The executive in charge, office of under secretary for health, requires the director, VHA Procurement and Logistics Office, to see that all those who order supplies under the Medical/Surgical Prime Vendor-Next Generation contract have proper delegated authority.

No. 7   to Veterans Health Administration (VHA)

The executive in charge, office of under secretary for health, and the principal executive director, Office of Acquisition, Logistics, and Construction, require the Healthcare Commodities Program Office and Strategic Acquisition Center to monitor the Integrated Product Team’s development and implementation of a process to validate performance metric reporting such as on unadjusted fill rates.

No. 8   to Veterans Health Administration (VHA)

The executive in charge, office of under secretary for health, requires the Procurement and Logistics Office to strengthen controls, monitor the Healthcare Commodities Program Office monthly, and ensure adherence to the established Medical/Surgical Prime Vendor Next Generation program control plan.
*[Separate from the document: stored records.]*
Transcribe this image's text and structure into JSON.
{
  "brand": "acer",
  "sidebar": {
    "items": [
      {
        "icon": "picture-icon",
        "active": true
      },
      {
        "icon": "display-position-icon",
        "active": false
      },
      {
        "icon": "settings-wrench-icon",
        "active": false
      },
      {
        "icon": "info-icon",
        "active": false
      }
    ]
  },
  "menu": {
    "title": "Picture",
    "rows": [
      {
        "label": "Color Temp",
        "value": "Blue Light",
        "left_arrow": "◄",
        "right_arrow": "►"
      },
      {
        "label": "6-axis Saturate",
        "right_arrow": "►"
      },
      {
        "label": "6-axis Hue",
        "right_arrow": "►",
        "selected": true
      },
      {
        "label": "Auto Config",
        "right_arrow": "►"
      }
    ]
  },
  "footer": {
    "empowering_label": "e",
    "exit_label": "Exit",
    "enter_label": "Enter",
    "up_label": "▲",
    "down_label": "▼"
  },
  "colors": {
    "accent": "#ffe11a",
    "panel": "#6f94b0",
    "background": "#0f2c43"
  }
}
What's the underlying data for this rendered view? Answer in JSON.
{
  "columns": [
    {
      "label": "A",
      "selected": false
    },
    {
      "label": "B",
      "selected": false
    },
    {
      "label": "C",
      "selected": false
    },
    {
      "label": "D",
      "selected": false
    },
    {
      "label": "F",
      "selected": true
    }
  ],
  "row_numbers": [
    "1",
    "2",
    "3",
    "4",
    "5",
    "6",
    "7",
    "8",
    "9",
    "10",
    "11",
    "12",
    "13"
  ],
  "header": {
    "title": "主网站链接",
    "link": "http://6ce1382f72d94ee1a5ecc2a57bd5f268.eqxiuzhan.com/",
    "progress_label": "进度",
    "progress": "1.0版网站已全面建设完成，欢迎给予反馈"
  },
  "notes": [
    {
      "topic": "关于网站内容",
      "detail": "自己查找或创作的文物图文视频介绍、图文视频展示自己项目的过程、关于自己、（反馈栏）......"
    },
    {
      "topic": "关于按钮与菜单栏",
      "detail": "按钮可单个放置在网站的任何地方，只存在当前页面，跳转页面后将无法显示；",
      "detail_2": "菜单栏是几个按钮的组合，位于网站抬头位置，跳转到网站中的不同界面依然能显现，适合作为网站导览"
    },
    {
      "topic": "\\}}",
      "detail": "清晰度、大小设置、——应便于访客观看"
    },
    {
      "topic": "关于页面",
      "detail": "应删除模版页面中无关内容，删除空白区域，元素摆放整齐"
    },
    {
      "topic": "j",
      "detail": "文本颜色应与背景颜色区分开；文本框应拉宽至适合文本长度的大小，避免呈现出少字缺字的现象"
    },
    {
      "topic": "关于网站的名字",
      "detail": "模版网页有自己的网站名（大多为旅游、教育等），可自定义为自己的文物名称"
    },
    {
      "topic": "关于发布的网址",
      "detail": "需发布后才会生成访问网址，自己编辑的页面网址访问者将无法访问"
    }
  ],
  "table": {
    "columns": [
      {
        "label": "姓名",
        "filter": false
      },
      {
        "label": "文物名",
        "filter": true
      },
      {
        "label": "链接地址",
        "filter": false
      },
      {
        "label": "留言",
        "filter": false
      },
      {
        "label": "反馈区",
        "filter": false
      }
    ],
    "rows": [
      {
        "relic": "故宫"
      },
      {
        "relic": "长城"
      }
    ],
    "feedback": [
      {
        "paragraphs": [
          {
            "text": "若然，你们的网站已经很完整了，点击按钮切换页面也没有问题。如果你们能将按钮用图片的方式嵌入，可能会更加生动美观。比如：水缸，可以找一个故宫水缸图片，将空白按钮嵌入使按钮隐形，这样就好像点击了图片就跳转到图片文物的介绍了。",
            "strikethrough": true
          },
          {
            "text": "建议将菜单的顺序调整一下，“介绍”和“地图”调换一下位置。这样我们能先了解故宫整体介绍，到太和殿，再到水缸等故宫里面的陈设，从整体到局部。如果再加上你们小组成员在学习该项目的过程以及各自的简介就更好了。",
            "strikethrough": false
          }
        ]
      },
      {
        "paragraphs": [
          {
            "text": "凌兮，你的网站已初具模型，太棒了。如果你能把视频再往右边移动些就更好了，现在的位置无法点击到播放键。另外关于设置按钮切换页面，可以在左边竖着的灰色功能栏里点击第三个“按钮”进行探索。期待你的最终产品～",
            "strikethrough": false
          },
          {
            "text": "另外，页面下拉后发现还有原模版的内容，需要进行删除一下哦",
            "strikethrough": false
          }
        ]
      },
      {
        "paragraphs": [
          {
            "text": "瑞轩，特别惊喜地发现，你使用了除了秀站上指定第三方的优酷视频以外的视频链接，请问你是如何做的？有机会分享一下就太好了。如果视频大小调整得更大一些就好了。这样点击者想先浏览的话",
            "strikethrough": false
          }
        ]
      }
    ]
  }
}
No. 9   to Veterans Health Administration (VHA)

The executive in charge, office of under secretary for health, and the principal executive director, Office of Acquisition, Logistics, and Construction, require the Healthcare Commodities Program Office and Strategic Acquisition Center to identify and resolve discrepancies between unadjusted fill rate reporting methods used by the Medical/Surgical Prime Vendor Next Generation prime vendor for select eastern area VA medical centers.

No. 10   to Veterans Health Administration (VHA)

The executive in charge, office of under secretary for health, and the principal executive director, office of acquisition, logistics, and construction, direct the Healthcare Commodities Program Office and Strategic Acquisition Center to see that all prime vendors use the unadjusted fill rate calculation methodology in accordance with the Medical/Surgical Prime Vendor Next Generation contract.

No. 11   to Veterans Health Administration (VHA)

The executive in charge, office of under secretary for health, and the principal executive director, office of acquisition, logistics, and construction, instruct the Healthcare Commodities Program Office and Strategic Acquisition Center to require the Medical/Surgical Prime Vendor Next Generation prime vendor for select eastern area VA medical centers to provide corrected unadjusted fill rates for the fiscal year 2018 and current reporting periods.